К Зое Монроз он относился с величайшим уважением. Встречаясь в ночных ресторанах, почтительно предлагал ей протанцевать и целовал руку, что делал единственной женщине в Париже. Зоя едва кланялась небезызвестной Сюзанне Бурж, но с Гастоном поддерживала дружбу, и он время от времени выполнял наиболее щекотливые из её поручений.
Сегодня она спешно вызвала Гастона в кафе «Глобус» и появилась в обольстительном виде уличной мидинетки. Гастон только стиснул челюсти, но вёл себя так, как было нужно.
Потягивая кислое вино, жмурясь от дыма трубки, он хмуро слушал, что ему говорила Зоя. Окончив, она хрустнула пальцами. Он сказал:
– Но это – опасно.
– Гастон, если это удастся, вы навсегда обеспеченный человек.
– Ни за какие деньги, сударыня, ни за мокрое, ни за сухое дело я теперь не возьмусь: не те времена. Сегодня апаши предпочитают служить в полиции, а профессиональные воры – издавать газеты и заниматься политикой. Убивают и грабят только новички, провинциалы да мальчишки, получившие венерическую болезнь. И немедленно записываются в полицию.

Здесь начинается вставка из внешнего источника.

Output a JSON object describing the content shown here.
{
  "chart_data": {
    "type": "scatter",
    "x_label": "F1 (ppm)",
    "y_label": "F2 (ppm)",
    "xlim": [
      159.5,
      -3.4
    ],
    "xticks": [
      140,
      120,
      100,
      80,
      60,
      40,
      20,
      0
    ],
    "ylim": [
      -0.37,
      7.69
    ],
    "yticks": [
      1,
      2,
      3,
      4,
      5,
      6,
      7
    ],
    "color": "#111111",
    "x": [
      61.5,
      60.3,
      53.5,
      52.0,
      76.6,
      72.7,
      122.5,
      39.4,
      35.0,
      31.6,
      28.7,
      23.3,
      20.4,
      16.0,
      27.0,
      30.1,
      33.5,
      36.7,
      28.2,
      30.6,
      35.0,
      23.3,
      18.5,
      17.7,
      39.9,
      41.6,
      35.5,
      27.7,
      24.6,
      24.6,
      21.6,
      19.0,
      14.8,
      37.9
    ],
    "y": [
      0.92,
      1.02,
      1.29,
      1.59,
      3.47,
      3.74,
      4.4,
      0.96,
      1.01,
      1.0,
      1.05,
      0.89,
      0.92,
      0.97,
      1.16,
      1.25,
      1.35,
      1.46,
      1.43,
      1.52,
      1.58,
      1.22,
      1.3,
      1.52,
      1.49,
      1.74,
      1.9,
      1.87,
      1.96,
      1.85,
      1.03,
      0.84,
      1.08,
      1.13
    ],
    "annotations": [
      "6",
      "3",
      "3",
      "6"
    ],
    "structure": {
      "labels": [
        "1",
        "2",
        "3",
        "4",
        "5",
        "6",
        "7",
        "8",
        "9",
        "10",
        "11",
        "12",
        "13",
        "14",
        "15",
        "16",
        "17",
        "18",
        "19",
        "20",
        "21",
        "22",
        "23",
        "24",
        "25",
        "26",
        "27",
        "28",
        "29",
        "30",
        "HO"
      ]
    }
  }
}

Что поделаешь – зрелым людям приходится оставаться в спокойных гаванях. Если вы хотите меня нанять за деньги – я откажусь. Другое – сделать это для вас. Тут я бы мог рискнуть свернуть себе шею.
Зоя выпустила дымок из уголка пунцовых губ, улыбнулась нежно и положила красивую руку на рукав Утиного Носа.
– Мне кажется, – мы с вами договоримся.
У Гастона дрогнули ноздри, зашевелились усы. Он прикрыл синеватыми веками нестерпимый блеск выпуклых глаз.
– Вы хотите сказать, что я теперь же мог бы освободить Сюзанну от моих услуг?
– Да, Гастон.
Он перегнулся через стол, стиснул бокал в кулаке.
– Мои усы будут пахнуть вашей кожей?
– Я думаю, что этого не избежать, Гастон.
– Ладно. – Он откинулся. – Ладно. Будет всё, как вы хотите.
32
Обед окончен. Кофе со столетним коньяком выпито. Двухдолларовая сигара – «Корона Коронас» – выкурена до половины, и пепел её не отвалился. Наступил мучительный час: куда ехать «дальше», каким сатанинским смычком сыграть на усталых нервах что-нибудь весёленькое?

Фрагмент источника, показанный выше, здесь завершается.